Myret Zaki dans "Bilan" Suisse du 15 03 16 Article intitulé : Le problème est celui du financement de cette rente.

" Le 5 juin, les citoyens suisses voteront sur l’initiative pour un revenu de base inconditionnel (RBI). L’idée est d’inscrire dans la Constitution le droit pour chaque citoyen de toucher à vie une rente mensuelle, sans condition. La rente proposée sur le site des initiants est de 2500 francs (et de 625 francs pour les mineurs), mais le texte ne précise pas de montant. Pouvoir s’émanciper du monde du travail, y rechercher l’accomplissement plutôt que la survie, avoir le choix, disposer d’un coussin de sécurité à vie est certes désirable.Soyons vénaux: et le financement? Une considération bien vénale, j’en conviens. Mais qui sera si déterminante, que l’initiative échouera sans doute pour cette raison. Selon les initiants, le RBI se substituerait à la plupart des prestations et cotisations sociales existantes, et il ne resterait à financer que l’équivalent de 3% du PIB. Or si une partie de la population sort du monde du travail, cela entraînera une perte de PIB. Si moins de richesse nationale est produite par le travail, le coût du RBI représentera davantage, au fil du temps, que 3% du PIB.

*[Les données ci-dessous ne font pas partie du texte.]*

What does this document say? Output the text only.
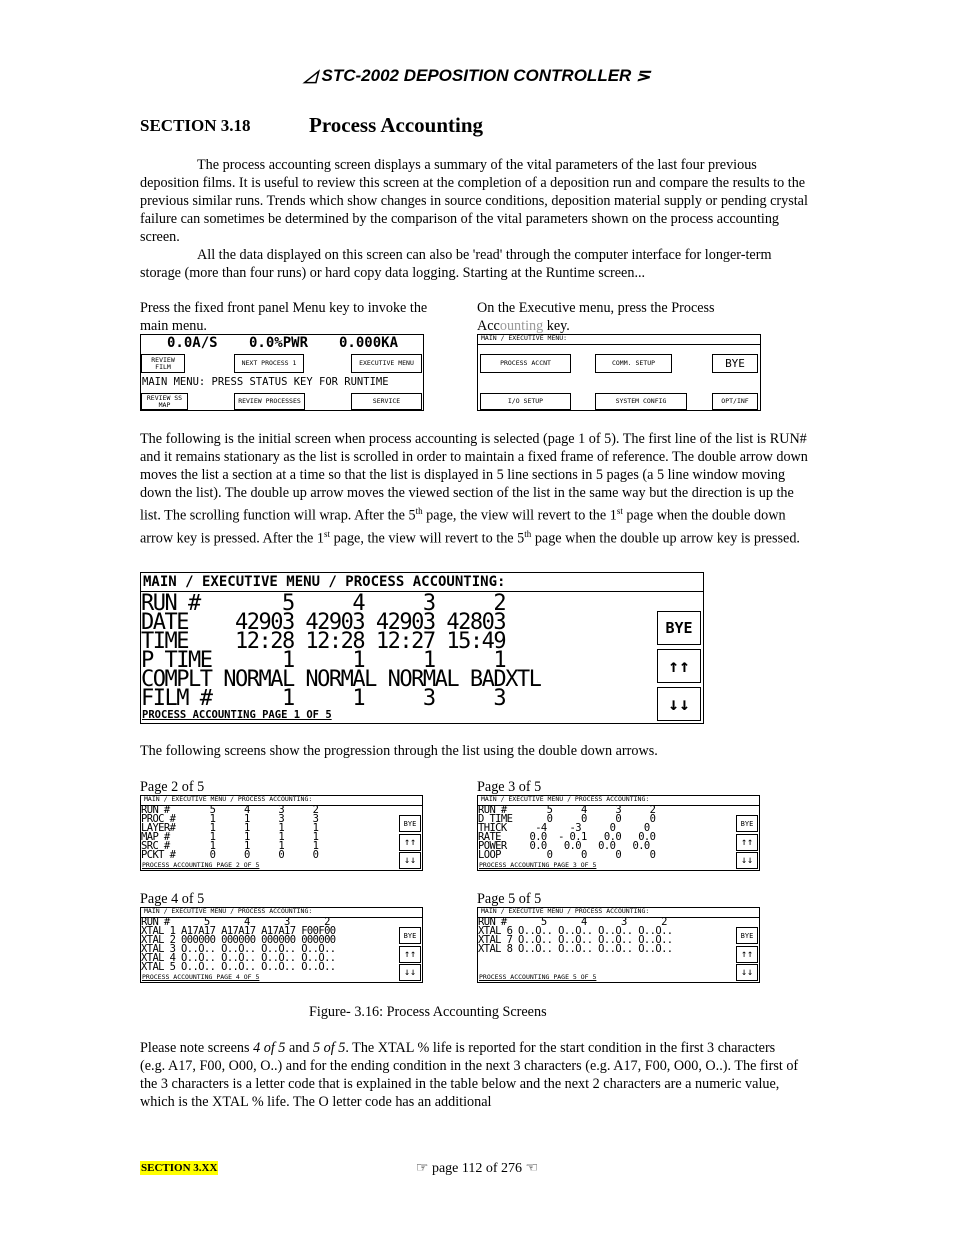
◿ STC-2002 DEPOSITION CONTROLLER ⋝
SECTION 3.18	Process Accounting

The process accounting screen displays a summary of the vital parameters of the last four previous deposition films. It is useful to review this screen at the completion of a deposition run and compare the results to the previous similar runs. Trends which show changes in source conditions, deposition material supply or pending crystal failure can sometimes be determined by the comparison of the vital parameters shown on the process accounting screen.

All the data displayed on this screen can also be 'read' through the computer interface for longer-term storage (more than four runs) or hard copy data logging. Starting at the Runtime screen...

Press the fixed front panel Menu key to invoke the main menu.
On the Executive menu, press the Process Accounting key.
0.0A/S 0.0%PWR 0.000KA
REVIEW FILM	NEXT PROCESS 1	EXECUTIVE MENU
MAIN MENU: PRESS STATUS KEY FOR RUNTIME
REVIEW SS MAP	REVIEW PROCESSES	SERVICE
MAIN / EXECUTIVE MENU:
PROCESS ACCNT	COMM. SETUP	BYE
I/O SETUP	SYSTEM CONFIG	OPT/INF
The following is the initial screen when process accounting is selected (page 1 of 5). The first line of the list is RUN# and it remains stationary as the list is scrolled in order to maintain a fixed frame of reference. The double arrow down moves the list a section at a time so that the list is displayed in 5 line sections in 5 pages (a 5 line window moving down the list). The double up arrow moves the viewed section of the list in the same way but the direction is up the list. The scrolling function will wrap. After the 5th page, the view will revert to the 1st page when the double down arrow key is pressed. After the 1st page, the view will revert to the 5th page when the double up arrow key is pressed.
MAIN / EXECUTIVE MENU / PROCESS ACCOUNTING:
RUN #       5     4     3     2
DATE    42903 42903 42903 42803
TIME    12:28 12:28 12:27 15:49
P TIME      1     1     1     1
COMPLT NORMAL NORMAL NORMAL BADXTL
FILM #      1     1     3     3
PROCESS ACCOUNTING PAGE 1 OF 5
BYE
↑↑
↓↓
The following screens show the progression through the list using the double down arrows.
Page 2 of 5
MAIN / EXECUTIVE MENU / PROCESS ACCOUNTING:
RUN #       5     4     3     2
PROC #      1     1     3     3
LAYER#      1     1     1     1
MAP #       1     1     1     1
SRC #       1     1     1     1
PCKT #      0     0     0     0
PROCESS ACCOUNTING PAGE 2 OF 5
BYE
↑↑
↓↓
Page 3 of 5
MAIN / EXECUTIVE MENU / PROCESS ACCOUNTING:
RUN #       5     4     3     2
D TIME      0     0     0     0
THICK     -4    -3     0     0
RATE     0.0  - 0.1   0.0   0.0
POWER    0.0   0.0   0.0   0.0
LOOP        0     0     0     0
PROCESS ACCOUNTING PAGE 3 OF 5
BYE
↑↑
↓↓
Page 4 of 5
MAIN / EXECUTIVE MENU / PROCESS ACCOUNTING:
RUN #      5      4      3      2
XTAL 1 A17A17 A17A17 A17A17 F00F00
XTAL 2 000000 000000 000000 000000
XTAL 3 O..O.. O..O.. O..O.. O..O..
XTAL 4 O..O.. O..O.. O..O.. O..O..
XTAL 5 O..O.. O..O.. O..O.. O..O..
PROCESS ACCOUNTING PAGE 4 OF 5
BYE
↑↑
↓↓
Page 5 of 5
MAIN / EXECUTIVE MENU / PROCESS ACCOUNTING:
RUN #      5      4      3      2
XTAL 6 O..O.. O..O.. O..O.. O..O..
XTAL 7 O..O.. O..O.. O..O.. O..O..
XTAL 8 O..O.. O..O.. O..O.. O..O..
PROCESS ACCOUNTING PAGE 5 OF 5
BYE
↑↑
↓↓
Figure- 3.16: Process Accounting Screens
Please note screens 4 of 5 and 5 of 5. The XTAL % life is reported for the start condition in the first 3 characters (e.g. A17, F00, O00, O..) and for the ending condition in the next 3 characters (e.g. A17, F00, O00, O..). The first of the 3 characters is a letter code that is explained in the table below and the next 2 characters are a numeric value, which is the XTAL % life. The O letter code has an additional
SECTION 3.XX	☞ page 112 of 276 ☜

Qui paiera? Ceux qui travailleront encore. Seuls les impôts du travail permettront de compléter le financement de cette rente pour ceux qui choisiront de quitter le travail salarié. Le coût du RBI est en outre appelé à croître, avec l’augmentation de la population. Par ailleurs, des suppléments pour maladie, accidents et vieillesse s’ajouteront aux estimations (déjà théoriques)articulées ci-dessus.
Dès lors, l’Etat pourrait devoir s’endetter pour que tout un chacun bénéficie de cette allocation universelle. Mais au final, le RBI devra être financé par ceux qui, paradoxalement, appartiennent au «monde d’avant RBI», celui du travail salarié, le même que les défenseurs du RBI jugent désormais obsolète. De façon inévitable, un système hybride qui mélange RBI et travail, personnes entretenues et personnes salariées, créera des tensions: les salariés accepteront-ils de subventionner les oisifs?
Pour s’autofinancer réellement, le bénéficiaire d’un RBI doit produire quelqu
e chose, rechercher une forme d’autarcie. Or ici il dépendra en partie des aides de l’Etat (anciennement les prestations sociales) et en partie des ressources du travail via les augmentations envisagées de la fiscalité (ajustement de la TVA, de la fiscalité directe, taxe sur la production automatisée, sur l’empreinte écologique, etc.).
D’autres financements évoqués sont l’introduction d’une taxe sur toutes les transactions économiques, ou la création monétaire par la Banque nationale. La première, si elle n’est pas mondiale, chasserait des entreprises de Suisse, qui n’auraient qu’à déménager leur siège pour éviter ladite taxe. La deuxième créerait une inflation qui ferait des 2500 francs le «nouveau zéro»: le pouvoir d’achat de ces 2500 francs serait rapidement évaporé.
L’étymologie du mot revenu (du verbe «re venir») évoque l’idée de «retour», de «rétribution» en contrepartie d’une action réalisée. Le RBI, qui serait dû «sans condition», est-il donc un revenu? En France, 17% de la population vit avec un salaire minimal (contre travail) de 1570 francs (1458 euros). Certes, la Suisse est un pays souverain, libre de financer une rente, même élevée. Mais la Suisse est aussi un pays de travailleurs, qui ont très largement refusé, en 2012, de passer de quatre à six semaines de congés payés annuels.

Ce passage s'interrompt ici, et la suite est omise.